Si l’UE souhaite sérieusement approfondir son partenariat avec les pays africains pour une prospérité mutuelle, elle doit commencer par réfléchir à la manière dont elle contribue au maintien au pouvoir des kleptocrates et changer sa façon de faire des affaires en Afrique. Dans la conduite de sa politique étrangère, l’UE doit écouter la société civile africaine lorsqu’elle prend ses décisions et insister davantage sur la transparence et la responsabilité lorsqu’elle traite avec des régimes kleptocratiques. Au niveau national, ils pourraient instituer une version européenne de la loi sur l’enregistrement des agents étrangers qui pourrait créer plus de transparence autour des transactions des kleptocrates dans l’UE. 

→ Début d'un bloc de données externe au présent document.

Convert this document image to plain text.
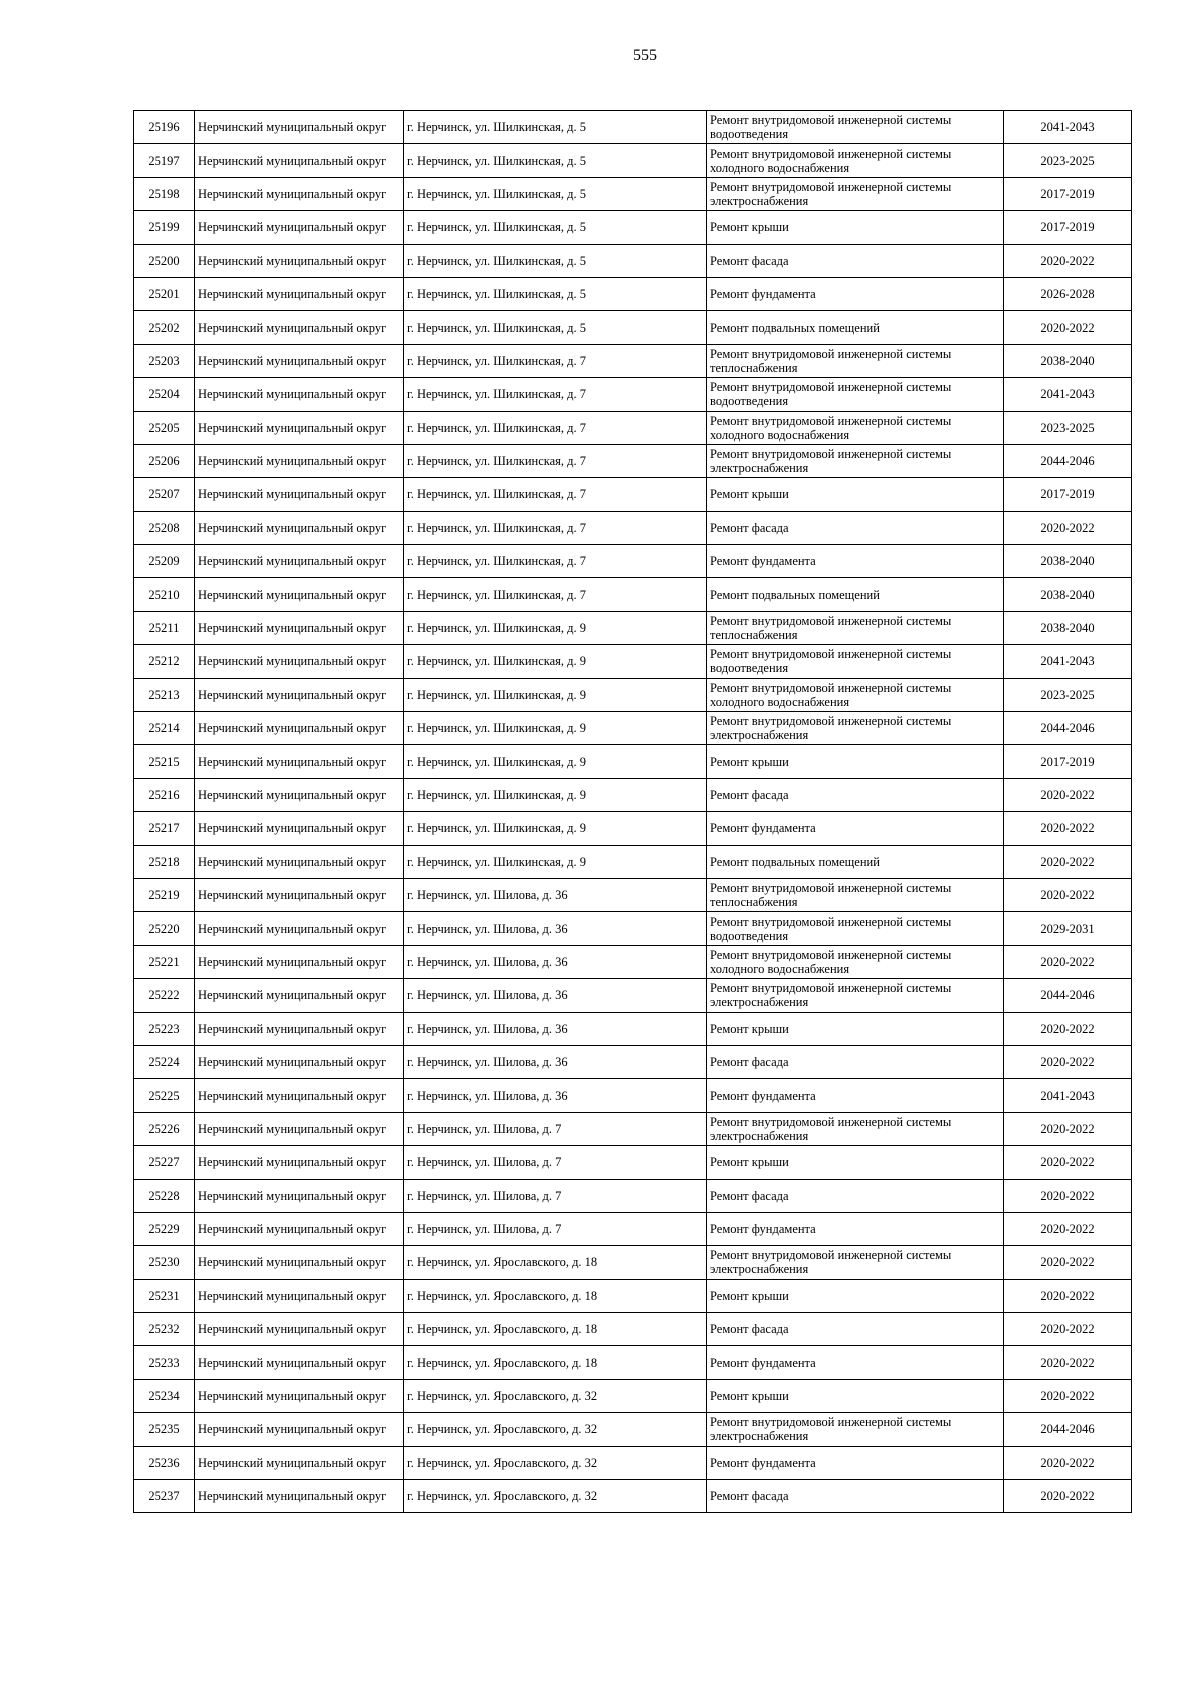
555
25196	Нерчинский муниципальный округ	г. Нерчинск, ул. Шилкинская, д. 5	Ремонт внутридомовой инженерной системы водоотведения	2041-2043
25197	Нерчинский муниципальный округ	г. Нерчинск, ул. Шилкинская, д. 5	Ремонт внутридомовой инженерной системы холодного водоснабжения	2023-2025
25198	Нерчинский муниципальный округ	г. Нерчинск, ул. Шилкинская, д. 5	Ремонт внутридомовой инженерной системы электроснабжения	2017-2019
25199	Нерчинский муниципальный округ	г. Нерчинск, ул. Шилкинская, д. 5	Ремонт крыши	2017-2019
25200	Нерчинский муниципальный округ	г. Нерчинск, ул. Шилкинская, д. 5	Ремонт фасада	2020-2022
25201	Нерчинский муниципальный округ	г. Нерчинск, ул. Шилкинская, д. 5	Ремонт фундамента	2026-2028
25202	Нерчинский муниципальный округ	г. Нерчинск, ул. Шилкинская, д. 5	Ремонт подвальных помещений	2020-2022
25203	Нерчинский муниципальный округ	г. Нерчинск, ул. Шилкинская, д. 7	Ремонт внутридомовой инженерной системы теплоснабжения	2038-2040
25204	Нерчинский муниципальный округ	г. Нерчинск, ул. Шилкинская, д. 7	Ремонт внутридомовой инженерной системы водоотведения	2041-2043
25205	Нерчинский муниципальный округ	г. Нерчинск, ул. Шилкинская, д. 7	Ремонт внутридомовой инженерной системы холодного водоснабжения	2023-2025
25206	Нерчинский муниципальный округ	г. Нерчинск, ул. Шилкинская, д. 7	Ремонт внутридомовой инженерной системы электроснабжения	2044-2046
25207	Нерчинский муниципальный округ	г. Нерчинск, ул. Шилкинская, д. 7	Ремонт крыши	2017-2019
25208	Нерчинский муниципальный округ	г. Нерчинск, ул. Шилкинская, д. 7	Ремонт фасада	2020-2022
25209	Нерчинский муниципальный округ	г. Нерчинск, ул. Шилкинская, д. 7	Ремонт фундамента	2038-2040
25210	Нерчинский муниципальный округ	г. Нерчинск, ул. Шилкинская, д. 7	Ремонт подвальных помещений	2038-2040
25211	Нерчинский муниципальный округ	г. Нерчинск, ул. Шилкинская, д. 9	Ремонт внутридомовой инженерной системы теплоснабжения	2038-2040
25212	Нерчинский муниципальный округ	г. Нерчинск, ул. Шилкинская, д. 9	Ремонт внутридомовой инженерной системы водоотведения	2041-2043
25213	Нерчинский муниципальный округ	г. Нерчинск, ул. Шилкинская, д. 9	Ремонт внутридомовой инженерной системы холодного водоснабжения	2023-2025
25214	Нерчинский муниципальный округ	г. Нерчинск, ул. Шилкинская, д. 9	Ремонт внутридомовой инженерной системы электроснабжения	2044-2046
25215	Нерчинский муниципальный округ	г. Нерчинск, ул. Шилкинская, д. 9	Ремонт крыши	2017-2019
25216	Нерчинский муниципальный округ	г. Нерчинск, ул. Шилкинская, д. 9	Ремонт фасада	2020-2022
25217	Нерчинский муниципальный округ	г. Нерчинск, ул. Шилкинская, д. 9	Ремонт фундамента	2020-2022
25218	Нерчинский муниципальный округ	г. Нерчинск, ул. Шилкинская, д. 9	Ремонт подвальных помещений	2020-2022
25219	Нерчинский муниципальный округ	г. Нерчинск, ул. Шилова, д. 36	Ремонт внутридомовой инженерной системы теплоснабжения	2020-2022
25220	Нерчинский муниципальный округ	г. Нерчинск, ул. Шилова, д. 36	Ремонт внутридомовой инженерной системы водоотведения	2029-2031
25221	Нерчинский муниципальный округ	г. Нерчинск, ул. Шилова, д. 36	Ремонт внутридомовой инженерной системы холодного водоснабжения	2020-2022
25222	Нерчинский муниципальный округ	г. Нерчинск, ул. Шилова, д. 36	Ремонт внутридомовой инженерной системы электроснабжения	2044-2046
25223	Нерчинский муниципальный округ	г. Нерчинск, ул. Шилова, д. 36	Ремонт крыши	2020-2022
25224	Нерчинский муниципальный округ	г. Нерчинск, ул. Шилова, д. 36	Ремонт фасада	2020-2022
25225	Нерчинский муниципальный округ	г. Нерчинск, ул. Шилова, д. 36	Ремонт фундамента	2041-2043
25226	Нерчинский муниципальный округ	г. Нерчинск, ул. Шилова, д. 7	Ремонт внутридомовой инженерной системы электроснабжения	2020-2022
25227	Нерчинский муниципальный округ	г. Нерчинск, ул. Шилова, д. 7	Ремонт крыши	2020-2022
25228	Нерчинский муниципальный округ	г. Нерчинск, ул. Шилова, д. 7	Ремонт фасада	2020-2022
25229	Нерчинский муниципальный округ	г. Нерчинск, ул. Шилова, д. 7	Ремонт фундамента	2020-2022
25230	Нерчинский муниципальный округ	г. Нерчинск, ул. Ярославского, д. 18	Ремонт внутридомовой инженерной системы электроснабжения	2020-2022
25231	Нерчинский муниципальный округ	г. Нерчинск, ул. Ярославского, д. 18	Ремонт крыши	2020-2022
25232	Нерчинский муниципальный округ	г. Нерчинск, ул. Ярославского, д. 18	Ремонт фасада	2020-2022
25233	Нерчинский муниципальный округ	г. Нерчинск, ул. Ярославского, д. 18	Ремонт фундамента	2020-2022
25234	Нерчинский муниципальный округ	г. Нерчинск, ул. Ярославского, д. 32	Ремонт крыши	2020-2022
25235	Нерчинский муниципальный округ	г. Нерчинск, ул. Ярославского, д. 32	Ремонт внутридомовой инженерной системы электроснабжения	2044-2046
25236	Нерчинский муниципальный округ	г. Нерчинск, ул. Ярославского, д. 32	Ремонт фундамента	2020-2022
25237	Нерчинский муниципальный округ	г. Нерчинск, ул. Ярославского, д. 32	Ремонт фасада	2020-2022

Parce que les kleptocrates volent les actifs de leur pays, les citoyens ont du mal à accéder à l’eau potable, à l’électricité, aux soins de santé, à l’éducation et à d’autres services sociaux de base. À cette fin, la Coalition anti-kleptocratie d’Afrique centrale a créé Opening Central Africa, un site Web où les citoyens peuvent trouver des histoires fascinantes sur les effets et les coûts de la kleptocratie en Angola, au Cameroun, au Tchad, au Congo-Brazzaville et en Guinée équatoriale qui sont faciles à consulter. comprendre et partager, dans l’espoir que cela renforcera la volonté d’exiger le changement. Ce n’est pas facile. Dans les « Kleptolands », Parler, c’est risquer sa vie. 

Les kleptocraties ne seront pas démantelées du jour au lendemain. Notre espoir est que l’action des décideurs politiques en Europe et des citoyens sur le terrain puisse conduire à  des améliorations pour les millions de personnes vivant en Afrique centrale.